One of the reasons companies use a workflow where developers make changes directly in a shared execution environment is that the tools they are using do not easily support the traditional workflow. For example, while there are data modeling tools that are designed to help define a database schema without building it directly in the database management system, these tools are often costly and difficult to work with. Companies often end up having developers make changes directly in a “development” or non-production database and ask them to keep track by hand of the changes that they make. Then, when it is time to release the software or promote the new version to another environment, the list of changes that was manually compiled during development is referenced as someone tries to make the same changes in the target environment. This approach, however, is extremely error-prone and frustrating for developers. This is the reason for a significant amount of risk that companies experience when upgrading software. While there may be a test deployment performed in a test environment before the deployment is performed in production, it is extremely difficult (or, as is usually the case, impossible) to design tests that will catch all of the missing changes.

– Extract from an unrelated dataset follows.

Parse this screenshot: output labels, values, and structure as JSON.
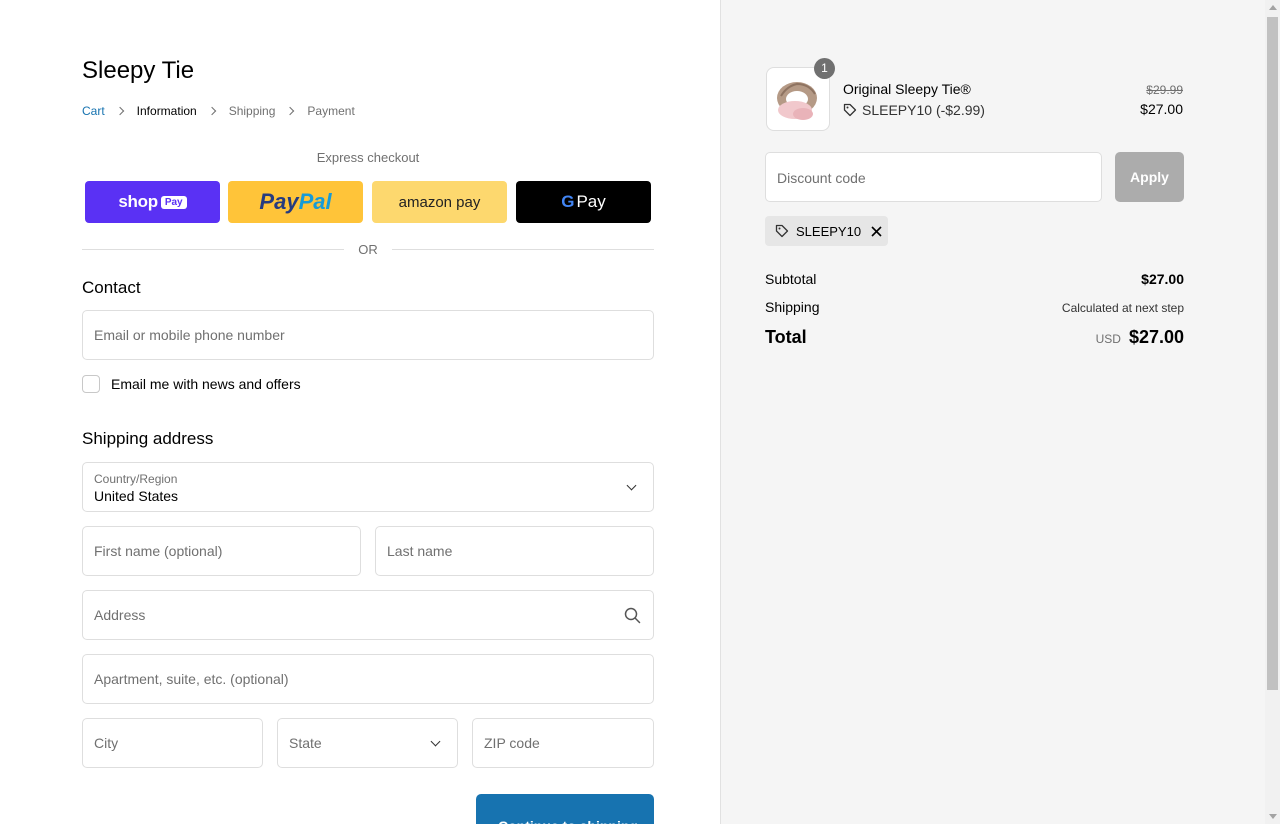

Another reason companies use this suboptimal workflow is that the tools they are using simply do not support the traditional workflow. Informatica PowerCenter, Oracle APEX, and virtually any other client-server development tools fit in this category. Oracle APEX requires a database and application server to run the web application that developers use to build their own application. This directly conflicts with the typical workflow where developers use standard tools with minimal dependencies. APEX allows developers to export their applications to a text-based file, but it is not at all practical for developers to edit this file with a text editor. Instead, a developer needs a full Oracle Database, Oracle APEX, and Java EE application server to perform any development. In order to use the traditional workflow, each developer would have to have a separate environment with these components, and this is difficult and costly to manage, unless tools like virtual machines are used so that new environments can be turned on and off with the push of a button. Even then, the exported text files describing the application can contain information specific to the environment that was used for development, so developers need to be trained to normalize this information before sending changes back to the central repository. This leads many companies to avoid the complexity and just have developers make changes directly in a shared APEX environment. But this can be especially difficult for developers, as the global state in an APEX application can make it hard to avoid stepping on each other’s toes.

It is best to choose development tools that support traditional development workflows, but when this is not possible, there are techniques that companies can use to mitigate the challenges described above without abandoning the traditional development workflow. These techniques will be covered in future posts.